Computers – and memory – were able to experience vast increases in speed.  Disk drives did improve, but only modestly in comparison.

Memory technologies have continued to evolve.  Persistent memory options increased as well; flash memory is one of the most common today and is used inside solid state drives and NVMe disks, both of which are vastly faster than rotating media disks.

Another memory technology that has been discussed for more than 20 years has been persistent RAM.  One way this has been done in “real products” has been to simply add a backup power source: some sort of battery.  Then if the power is lost, the data contents of volatile memory (DRAM) can be written to persistent storage (e.g., Flash).  This approach has been a stop-gap on the way to the actual persistent memory solution that has been promised for at least a decade: persistent memory that acts like DRAM.  Intel is now starting to ship their new Optane memory products.

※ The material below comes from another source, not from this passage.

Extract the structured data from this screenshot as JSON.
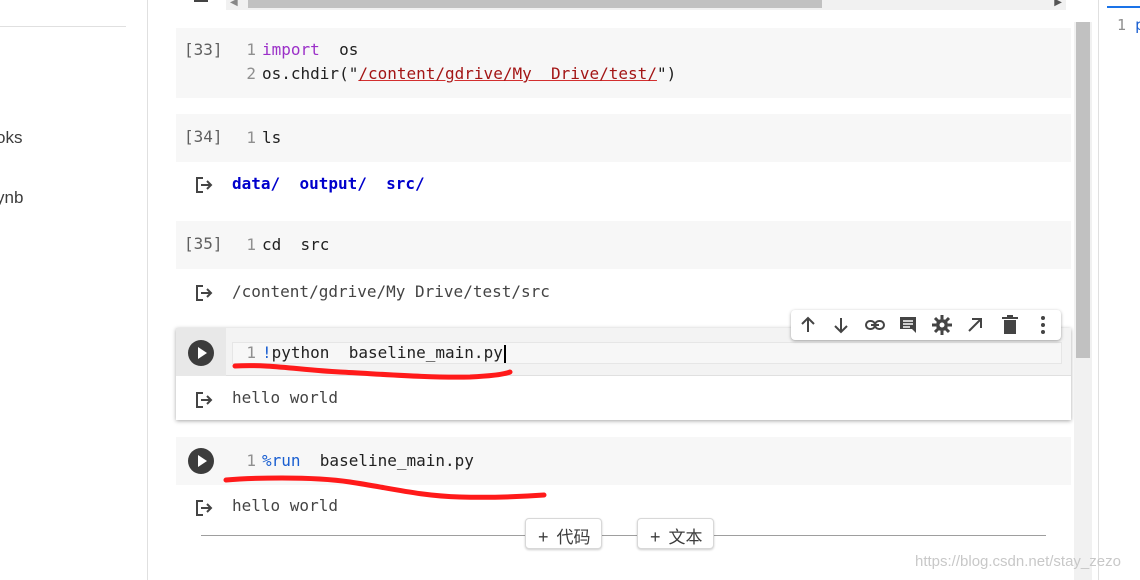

Samsung has announced their new Z-NAND products.  Other technologies remain “in development” as well.

Why does this matter?  Storage is suddenly getting faster.  We went from 10 millisecond access times to 0.2 millisecond access times (HDDs to SSDs).  Now we are looking at going from 0.2 milliseconds to 200 nanoseconds – six orders of magnitude faster.  This sort of change is profound.  We’ve been talking about it for many years, trying to reason about it.  It is now materializing.  Over the next several years the other promise of NVM is going to materialize: it supports higher density than DRAM.  It is slower than DRAM; where DRAM access times are on the order of 50-100 nanoseconds, NVM access times are on the order of 125-800 nanoseconds (writes being slower than reads).

File systems that have been optimized for working on hard disks or SSDs don’t necessarily make sense on NVM.

Thus, the area I’ve been looking at: expanding my own understanding of NVM.  Since this is still related to my own exploration of file systems, I’ll use this as my soapbox for exploring the space.

Let’s see where this journey goes.  And I promise, I’ll come back to the old file systems papers after this diversion.